17.11.11

Flor Ásia Douro


Commelina communis L.

Como na pintura ou escultura, há flores que cumprem melhor o papel de modelo que posa para o artista e o inspira. As várias peças da flor-de-um-dia, apesar da curta duração, podem bem servir de motivo em aulas de botânica para alunos que apreciam desafios. Além de duas pétalas azuis (tom próximo do índigo), cuja forma justifica outro nome comum para esta planta (flor-pé-de-pato), há uma pétala menor, branca e quase escondida cuja função é um mistério. Salientes, em cima, estão três estames vistosos, de pontas amarelas em cruz. Logo abaixo, muito perto do estilete curvado, há mais três estames longos. O conjunto encaixa-se num invólucro nervado e verde, uma folha modificada em barcarola que é uma bráctea grande situada na base da inflorescência (como as espatas dos jarros). Além disso, a inflorescência contém em geral dois grupos de flores: o inferior, feito de flores hermafroditas e mais escondido na espata; e o superior, só com flores masculinas. São de Verão ou Outono e, com as folhas, fazem lembrar algumas plantas do género Tradescantia, que pertence também à família Commelinaceae (o nome Commelina, escolhido por Lineu em 1753, refere-se a dois irmãos naturalistas holandeses, Jan e Caspar Commelijn).

As flores não têm néctar nem perfume. Desvendar a sua relação com os polinizadores é, portanto, o desafio que se coloca ao estudante. Para a planta é importante que as visitas dos insectos aconteçam com frequência; para os atrair lá estão as pétalas azuis grandes e os três estames superiores que, apesar de estéreis, sendo garbosos e coloridos fazem acreditar em mírificas ofertas. Para evitar que o insecto se vá sem mais conversa, os estames inferiores laterais, que são funcionais, avisam que há mais pólen ao dispôr. Mas, aí chegando, não convém que o insecto se limite a recolher esse pólen. Como se força uma abelha a tocar o estigma deixando lá o pólen que traz de outras flores? Chamando a atenção do bicho: a flor acena-lhe com um lenço branco e luzidio (a pétala pequena), diminui a exuberância das anteras dos estames laterais (que são acastanhadas) e coloca um sexto estame ao centro com uma ponta amarela brilhante e quase colado ao estilete. Estes sinais orientam o polinizador para o ponto certo onde a fertilização deve ocorrer.

Estas flores têm uso em medicina chinesa, com fama de antipiréticas, febrífugas e antitússicas. As pétalas azuis produzem um pigmento japonês famoso para quimonos e pinturas em madeira. A folhagem não escapa à gulodice dos antílopes.
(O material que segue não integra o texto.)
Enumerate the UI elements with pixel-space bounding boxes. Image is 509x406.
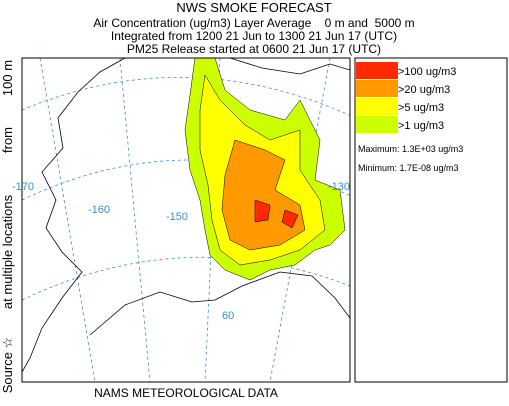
legend-label: >5 ug/m3 [398,102,444,114]
legend-label: >20 ug/m3 [398,84,450,96]
legend: Maximum: 1.3E+03 ug/m3 Minimum: 1.7E-08 … [354,57,508,383]
map-label: -130 [328,181,350,193]
side-label-part: Source ☆ [0,337,15,393]
map: -170 -160 -150 -130 60 [12,57,351,383]
legend-maximum: Maximum: 1.3E+03 ug/m3 [358,144,463,154]
legend-swatch [356,62,398,79]
legend-frame [354,57,508,383]
subtitle: Air Concentration (ug/m3) Layer Average … [93,16,414,30]
plume [184,58,346,281]
subtitle: PM25 Release started at 0600 21 Jun 17 (… [127,42,381,56]
side-label-part: at multiple locations [0,194,15,309]
legend-label: >100 ug/m3 [398,66,456,78]
map-label: -160 [88,204,110,216]
coastline [22,58,350,373]
subtitle: Integrated from 1200 21 Jun to 1300 21 J… [111,29,397,43]
legend-swatch [356,80,398,97]
legend-label: >1 ug/m3 [398,120,444,132]
title: NWS SMOKE FORECAST [176,0,331,15]
legend-swatch [356,116,398,133]
map-frame [21,57,351,383]
map-label: -150 [166,211,188,223]
side-label-part: from [0,127,15,153]
side-label-part: 100 m [0,60,15,96]
footer: NAMS METEOROLOGICAL DATA [94,386,278,400]
map-label: -170 [12,181,34,193]
legend-swatch [356,98,398,115]
map-label: 60 [222,310,234,322]
side-label: Source ☆ at multiple locations from 100 … [0,60,15,393]
legend-minimum: Minimum: 1.7E-08 ug/m3 [358,163,459,173]
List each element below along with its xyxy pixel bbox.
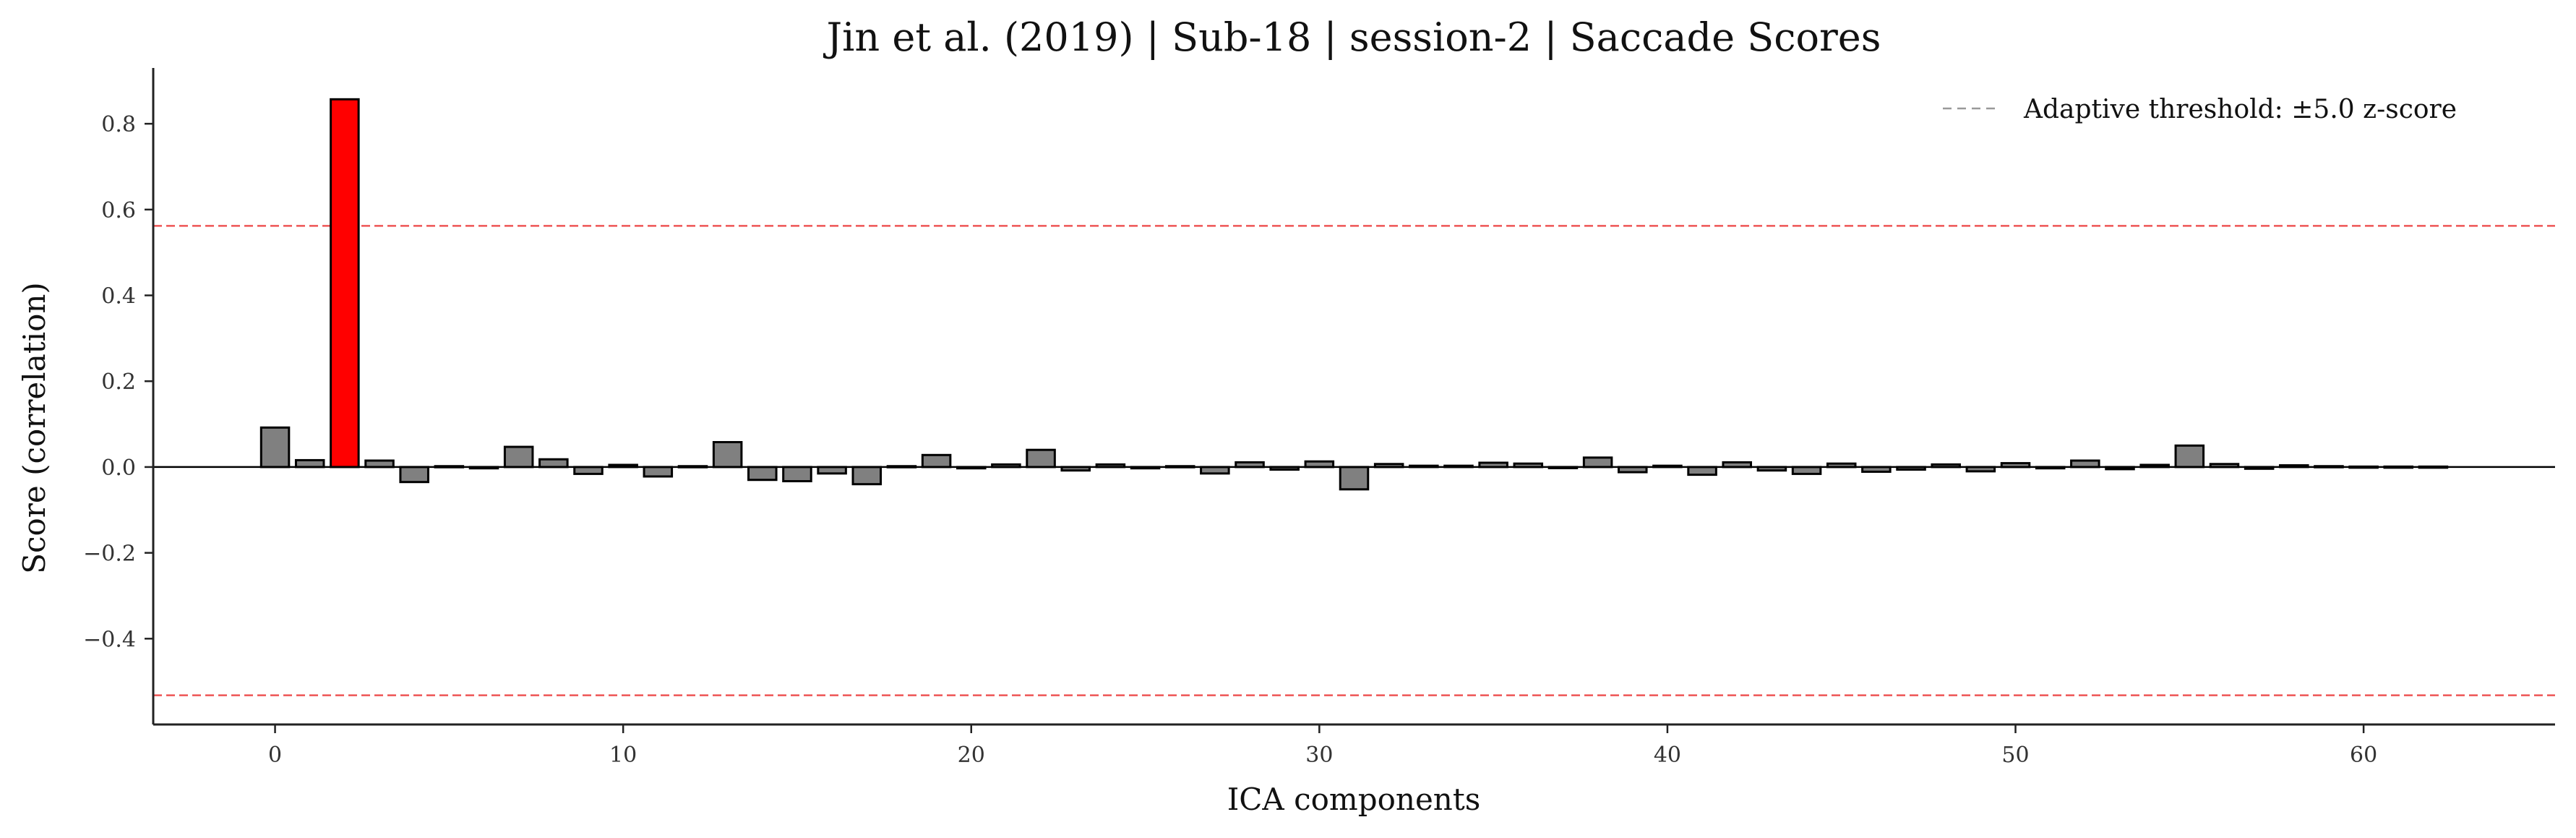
bar-component-22 — [1026, 448, 1056, 469]
legend: Adaptive threshold: ±5.0 z-score — [1943, 95, 2457, 124]
bar-component-15 — [782, 466, 812, 483]
bar-component-11 — [643, 466, 674, 478]
bar-component-44 — [1791, 466, 1822, 475]
bar-component-2 — [330, 98, 360, 469]
y-tick-label-6: 0.8 — [101, 112, 136, 137]
bar-component-52 — [2070, 459, 2100, 469]
x-tick-label-40: 40 — [1654, 743, 1681, 768]
bar-component-27 — [1200, 466, 1230, 475]
bar-component-55 — [2174, 444, 2205, 469]
x-axis-title: ICA components — [1227, 782, 1481, 817]
y-tick-label-5: 0.6 — [101, 198, 136, 223]
plot-area: 0 10 20 30 40 50 60 −0.4 −0.2 0.0 0.2 0.4 0.6 0.8 — [83, 68, 2555, 768]
bar-component-14 — [747, 466, 778, 482]
y-tick-label-0: −0.4 — [83, 627, 136, 652]
x-tick-label-50: 50 — [2001, 743, 2029, 768]
chart-title: Jin et al. (2019) | Sub-18 | session-2 |… — [823, 14, 1881, 60]
y-tick-label-1: −0.2 — [83, 542, 136, 567]
bar-component-41 — [1687, 466, 1717, 476]
y-tick-label-2: 0.0 — [101, 456, 136, 481]
bar-component-1 — [294, 458, 325, 469]
y-tick-label-4: 0.4 — [101, 284, 136, 309]
x-tick-label-10: 10 — [609, 743, 637, 768]
bar-component-31 — [1339, 466, 1370, 491]
bar-component-19 — [921, 453, 952, 469]
y-tick-label-3: 0.2 — [101, 369, 136, 395]
x-tick-label-30: 30 — [1305, 743, 1333, 768]
bar-component-0 — [259, 426, 291, 469]
x-tick-label-0: 0 — [268, 743, 282, 768]
bar-component-4 — [399, 466, 429, 484]
legend-threshold-label: Adaptive threshold: ±5.0 z-score — [2023, 95, 2457, 124]
bar-component-7 — [503, 445, 534, 469]
bar-component-38 — [1582, 456, 1613, 469]
x-tick-label-60: 60 — [2350, 743, 2377, 768]
bar-component-3 — [364, 459, 395, 469]
bar-component-17 — [851, 466, 883, 486]
x-tick-label-20: 20 — [958, 743, 985, 768]
bar-component-16 — [817, 466, 847, 475]
bar-component-9 — [573, 466, 604, 475]
y-axis-title: Score (correlation) — [17, 282, 52, 574]
bar-component-13 — [712, 441, 743, 469]
bar-component-8 — [538, 458, 569, 469]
Trata-se de uma planta anual, de prados, pomares, bordos de florestas, lugares de solo fértil com sombra e bastante humidade. É baixa (não mais que 30 cm de altura) mas tem fôlego bastante, porque se dissemina também vegetativamente enraizando os nós dos caules, para competir com outras espécies - e pode tornar-se invasora nefasta em alguns habitats. E onde a vimos? Junto à foz do rio Corgo, na Régua, perto do lugar onde a última (e já desaparecida?) população portuguesa de Marsilea quadrifolia deveria estar a salvo.

6 comentários :

Carlos M. Silva disse...

Olá Maria
Só do J. Bot. Porto é que conhecia esta (ou então é parecida!). Certamente uma fuga de jardim junto ao Corgo?!
São muito belas mas não são fáceis.Já comprei um exemplar e deu em nada.
Mas valeu vê-la aqui por que fui à v/ etiqueta da família e vi que tinha atribuído nome trocado a uma Tradescancia que por cá tenho (e não era a ubíqua branca)
Sempre a corrigir.E a aprender.
Obrigado

Carlos M. Silva disse...

Correcção.
É o que dá confiar na memória visual e escrever antes de confirmar.
Não é a mesma. A do JBPorto é uma Tradescancia (azul).

ZG disse...

Excelente post!!
Bela novidade para a flora de Portugal!!

Paulo Araújo disse...

Bela mas perigosa, não vá ela comportar-se como a sua prima Tradescantia fluminensis.

Gavagai disse...

Se não me engano, muito comum aqui no nordeste do Brasil.

Olga disse...

Também a tenho aqui em São Paulo, Brasil. Acho muito linda. Ela dá pelas ruas e então trouxe uma muda para ter em casa plantada em vaso. Gosta de ficar à sombra e agora (dezembro 2011 - verão quente e chuvoso) está dando muitas flores.